Another point is the work schedule. For example, sales consultants are hired saying: "We have a shift of 10 hours, from 10 a.m. to 8 p.m., without a break, with lunch from the workplace. In fact, it turns out that you have to come in an hour to open the hall, check everything and arrange the goods. And after the store finishes its work, another hour or so is required to turn everything in, put it on the alarm, etc. Thus, a person gets a 12-hour shift. And he finds out about it when he goes to work.

With this, by the way, faced not only the line (not very qualified) employees, but also specialists quite high level. For example, a recent example: a woman applied for a job as a marketing manager at a bowling center chain, with quite high compensation and high level of responsibility.  Later it turned out that her job description included visiting bowling centers and controlling their night work (between 12 p.m. and 3 a.m.) twice a week. They explained it to her as follows: "You have to see and feel your customers." And this did not exclude daytime office work at all.

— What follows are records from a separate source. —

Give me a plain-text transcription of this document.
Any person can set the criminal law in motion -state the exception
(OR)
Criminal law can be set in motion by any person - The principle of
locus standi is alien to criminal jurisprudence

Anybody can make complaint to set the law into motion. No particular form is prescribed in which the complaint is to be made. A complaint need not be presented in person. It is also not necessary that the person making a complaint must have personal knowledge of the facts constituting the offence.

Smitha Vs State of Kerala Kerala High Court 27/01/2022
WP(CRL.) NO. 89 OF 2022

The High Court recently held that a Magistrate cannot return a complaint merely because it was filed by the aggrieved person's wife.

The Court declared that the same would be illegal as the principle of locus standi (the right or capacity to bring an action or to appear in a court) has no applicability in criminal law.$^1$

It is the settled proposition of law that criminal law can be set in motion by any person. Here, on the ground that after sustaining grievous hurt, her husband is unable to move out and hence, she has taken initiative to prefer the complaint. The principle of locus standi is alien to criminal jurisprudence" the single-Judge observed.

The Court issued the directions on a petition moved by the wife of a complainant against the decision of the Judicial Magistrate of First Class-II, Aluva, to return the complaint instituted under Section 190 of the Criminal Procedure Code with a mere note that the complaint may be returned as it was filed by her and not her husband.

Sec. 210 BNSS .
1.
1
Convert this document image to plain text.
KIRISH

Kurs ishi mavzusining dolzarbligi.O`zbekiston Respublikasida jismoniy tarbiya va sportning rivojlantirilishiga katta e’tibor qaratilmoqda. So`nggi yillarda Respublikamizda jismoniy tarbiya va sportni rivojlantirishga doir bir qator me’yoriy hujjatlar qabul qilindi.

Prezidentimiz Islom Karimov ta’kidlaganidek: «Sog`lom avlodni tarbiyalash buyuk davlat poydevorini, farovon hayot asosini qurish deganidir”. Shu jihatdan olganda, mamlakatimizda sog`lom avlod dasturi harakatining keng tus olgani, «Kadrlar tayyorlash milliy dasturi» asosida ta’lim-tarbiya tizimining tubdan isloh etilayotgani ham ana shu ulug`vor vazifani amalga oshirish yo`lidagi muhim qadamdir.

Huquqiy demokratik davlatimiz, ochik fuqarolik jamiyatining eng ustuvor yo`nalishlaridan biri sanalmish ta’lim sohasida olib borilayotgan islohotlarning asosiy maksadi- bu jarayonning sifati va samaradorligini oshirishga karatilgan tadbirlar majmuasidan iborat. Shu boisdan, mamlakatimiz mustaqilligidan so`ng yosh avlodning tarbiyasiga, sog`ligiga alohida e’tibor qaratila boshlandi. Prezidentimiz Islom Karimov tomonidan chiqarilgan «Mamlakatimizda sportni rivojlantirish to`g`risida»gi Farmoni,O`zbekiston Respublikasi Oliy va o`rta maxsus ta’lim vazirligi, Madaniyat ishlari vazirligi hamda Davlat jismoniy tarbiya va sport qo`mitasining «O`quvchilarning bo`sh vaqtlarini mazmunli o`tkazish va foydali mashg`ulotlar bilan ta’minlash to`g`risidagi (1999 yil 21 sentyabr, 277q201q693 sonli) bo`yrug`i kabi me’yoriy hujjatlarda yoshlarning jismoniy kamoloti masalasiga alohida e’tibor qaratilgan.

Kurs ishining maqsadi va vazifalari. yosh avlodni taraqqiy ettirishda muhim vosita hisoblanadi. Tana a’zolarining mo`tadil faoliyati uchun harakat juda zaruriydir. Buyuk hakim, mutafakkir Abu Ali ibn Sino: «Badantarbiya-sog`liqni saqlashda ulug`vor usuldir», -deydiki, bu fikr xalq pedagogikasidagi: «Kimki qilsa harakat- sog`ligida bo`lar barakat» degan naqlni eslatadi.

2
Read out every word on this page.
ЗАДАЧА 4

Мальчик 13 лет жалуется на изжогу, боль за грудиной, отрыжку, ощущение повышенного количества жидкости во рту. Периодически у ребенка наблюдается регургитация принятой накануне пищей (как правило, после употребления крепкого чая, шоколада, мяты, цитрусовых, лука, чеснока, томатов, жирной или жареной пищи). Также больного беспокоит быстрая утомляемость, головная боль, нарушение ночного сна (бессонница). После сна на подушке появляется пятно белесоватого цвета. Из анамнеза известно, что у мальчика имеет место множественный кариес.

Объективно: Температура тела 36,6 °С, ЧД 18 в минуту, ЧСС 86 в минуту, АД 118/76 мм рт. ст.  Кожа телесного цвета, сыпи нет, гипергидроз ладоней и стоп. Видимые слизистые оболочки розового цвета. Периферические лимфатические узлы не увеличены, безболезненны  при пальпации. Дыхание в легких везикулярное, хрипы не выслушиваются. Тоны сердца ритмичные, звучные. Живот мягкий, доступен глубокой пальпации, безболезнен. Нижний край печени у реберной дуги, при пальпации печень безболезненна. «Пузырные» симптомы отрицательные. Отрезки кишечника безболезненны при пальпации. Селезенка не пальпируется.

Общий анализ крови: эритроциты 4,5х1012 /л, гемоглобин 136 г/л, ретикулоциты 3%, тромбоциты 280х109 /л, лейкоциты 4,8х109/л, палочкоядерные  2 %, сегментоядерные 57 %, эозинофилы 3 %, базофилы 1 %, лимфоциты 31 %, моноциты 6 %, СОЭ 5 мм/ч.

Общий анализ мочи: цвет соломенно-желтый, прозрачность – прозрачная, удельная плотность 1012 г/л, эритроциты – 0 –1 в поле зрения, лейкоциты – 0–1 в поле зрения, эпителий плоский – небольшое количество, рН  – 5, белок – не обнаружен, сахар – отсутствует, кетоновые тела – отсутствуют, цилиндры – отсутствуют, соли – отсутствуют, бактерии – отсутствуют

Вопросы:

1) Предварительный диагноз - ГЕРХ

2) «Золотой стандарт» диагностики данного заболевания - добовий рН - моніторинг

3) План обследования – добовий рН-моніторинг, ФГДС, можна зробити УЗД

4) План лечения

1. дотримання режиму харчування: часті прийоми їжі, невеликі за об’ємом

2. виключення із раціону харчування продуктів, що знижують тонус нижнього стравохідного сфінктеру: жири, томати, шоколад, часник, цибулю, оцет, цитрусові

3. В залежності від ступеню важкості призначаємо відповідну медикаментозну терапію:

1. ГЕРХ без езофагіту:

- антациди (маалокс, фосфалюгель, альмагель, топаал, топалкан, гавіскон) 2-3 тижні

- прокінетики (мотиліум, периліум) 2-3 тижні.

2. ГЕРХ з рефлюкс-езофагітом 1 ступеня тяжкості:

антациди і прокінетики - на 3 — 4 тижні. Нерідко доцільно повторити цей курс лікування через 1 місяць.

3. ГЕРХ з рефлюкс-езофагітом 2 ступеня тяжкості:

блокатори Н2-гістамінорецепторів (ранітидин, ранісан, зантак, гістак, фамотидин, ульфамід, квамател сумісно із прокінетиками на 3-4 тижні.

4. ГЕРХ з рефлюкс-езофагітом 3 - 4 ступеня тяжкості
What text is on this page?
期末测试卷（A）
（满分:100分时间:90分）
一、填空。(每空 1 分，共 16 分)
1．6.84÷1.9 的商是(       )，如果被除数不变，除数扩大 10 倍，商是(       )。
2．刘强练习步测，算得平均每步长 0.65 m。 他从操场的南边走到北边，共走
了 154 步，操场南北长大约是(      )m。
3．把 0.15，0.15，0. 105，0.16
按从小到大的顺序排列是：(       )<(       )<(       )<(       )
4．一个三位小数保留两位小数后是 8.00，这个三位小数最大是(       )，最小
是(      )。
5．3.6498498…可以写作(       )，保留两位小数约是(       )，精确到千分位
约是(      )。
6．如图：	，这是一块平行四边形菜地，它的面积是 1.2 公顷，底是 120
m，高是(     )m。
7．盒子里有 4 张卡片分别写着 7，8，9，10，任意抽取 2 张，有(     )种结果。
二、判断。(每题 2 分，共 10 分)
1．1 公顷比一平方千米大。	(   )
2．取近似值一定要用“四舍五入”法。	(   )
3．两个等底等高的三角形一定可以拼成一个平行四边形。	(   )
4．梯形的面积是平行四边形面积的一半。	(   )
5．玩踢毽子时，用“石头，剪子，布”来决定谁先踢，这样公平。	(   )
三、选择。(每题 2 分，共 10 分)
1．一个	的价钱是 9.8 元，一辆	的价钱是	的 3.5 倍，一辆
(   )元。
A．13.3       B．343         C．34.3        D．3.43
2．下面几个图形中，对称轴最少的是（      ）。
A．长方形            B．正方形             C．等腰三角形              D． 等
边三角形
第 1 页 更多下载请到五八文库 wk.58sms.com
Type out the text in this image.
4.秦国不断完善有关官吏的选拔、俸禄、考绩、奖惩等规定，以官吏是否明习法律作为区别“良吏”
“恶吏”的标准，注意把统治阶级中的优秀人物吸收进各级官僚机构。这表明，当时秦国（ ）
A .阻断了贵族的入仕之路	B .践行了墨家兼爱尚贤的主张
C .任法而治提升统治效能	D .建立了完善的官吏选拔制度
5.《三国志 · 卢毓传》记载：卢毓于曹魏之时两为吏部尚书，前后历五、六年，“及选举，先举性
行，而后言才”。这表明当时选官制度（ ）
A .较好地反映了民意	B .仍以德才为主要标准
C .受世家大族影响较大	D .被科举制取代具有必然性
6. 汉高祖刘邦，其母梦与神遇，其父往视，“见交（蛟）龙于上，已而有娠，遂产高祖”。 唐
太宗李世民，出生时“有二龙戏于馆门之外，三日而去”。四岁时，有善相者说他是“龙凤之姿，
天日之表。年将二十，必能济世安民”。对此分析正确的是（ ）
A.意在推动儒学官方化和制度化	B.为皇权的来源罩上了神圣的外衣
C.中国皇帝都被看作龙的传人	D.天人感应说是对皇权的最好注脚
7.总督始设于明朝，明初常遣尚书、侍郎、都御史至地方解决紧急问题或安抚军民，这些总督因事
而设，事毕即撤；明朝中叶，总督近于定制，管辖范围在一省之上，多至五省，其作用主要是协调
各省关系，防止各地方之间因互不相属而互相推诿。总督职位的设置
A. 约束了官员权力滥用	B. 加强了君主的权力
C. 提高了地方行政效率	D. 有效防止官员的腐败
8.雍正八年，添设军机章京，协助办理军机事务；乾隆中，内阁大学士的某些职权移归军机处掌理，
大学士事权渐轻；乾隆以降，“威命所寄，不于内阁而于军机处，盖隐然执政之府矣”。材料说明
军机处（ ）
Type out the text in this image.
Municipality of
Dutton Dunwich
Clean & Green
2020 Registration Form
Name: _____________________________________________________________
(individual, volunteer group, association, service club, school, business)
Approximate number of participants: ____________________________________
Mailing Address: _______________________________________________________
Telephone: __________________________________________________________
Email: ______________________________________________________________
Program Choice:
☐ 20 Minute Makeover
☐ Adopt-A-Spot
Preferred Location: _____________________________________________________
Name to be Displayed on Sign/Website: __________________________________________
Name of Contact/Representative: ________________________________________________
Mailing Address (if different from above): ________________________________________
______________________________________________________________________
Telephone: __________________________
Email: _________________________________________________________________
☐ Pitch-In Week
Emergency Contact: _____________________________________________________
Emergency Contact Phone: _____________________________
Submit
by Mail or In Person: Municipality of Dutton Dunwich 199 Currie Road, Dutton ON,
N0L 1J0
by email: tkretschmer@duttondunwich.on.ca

And the most painful deception for a person is the salary terms. Because you can come to terms with the duties, you can adjust to the schedule, but the deception with the salary is very palpable. A typical situation looks like this: at an interview, the director promises a salary of $5000. And he says: "You are hired, come in on Monday". The candidate walks out and then learns from his line manager or his colleagues that he will actually receive $5000 after the probationary period, while the sum is $4000. And the probationary period lasts for three months or more.

And when payday arrives, $2000  arrive on the card, the rest of the money is the bonus part, which will be paid in two weeks. Or maybe even later. Therefore, a person who expected $5000  actually receives at least half that.

It is good if this situation can be resolved immediately. But there are people who wait months for the promised money. And when they finally break through to the director they agreed with, three to four months pass and the director declares, "Well, you're working for us, aren't you? "Well, you've been working for us for so long, so you've agreed to the terms!" And it is impossible to change anything: you either have to accept or resign.

It is impossible to avoid it, but you can try to neutralize it. The first recommendation is to discuss everything clearly at the interview, come with a list of questions. Because a person can get confused at an interview, feel tense, or feel uncomfortable clarifying information.  He may get distracted, or he may be deliberately distracted by talking about interesting work, lofty goals. And the discussion of formalities will not come to that. Therefore, you need to ask clearly formulated questions from your list.

The second point is the need to record all agreements reached during the interview and to certify them with the supervisor before starting work duties.

You can wait a long time for a negotiated employment contract from the company, and it is better to sign at least an agreement of intent or a list of duties, terms and conditions of work. Let it be a piece of paper or an electronic certified letter. In the event of an employment dispute or litigation, this document may be admissible in court, especially if the employer's signature is on it.

Therefore, the best way to minimize cheating is to discuss everything in detail and be sure to record it.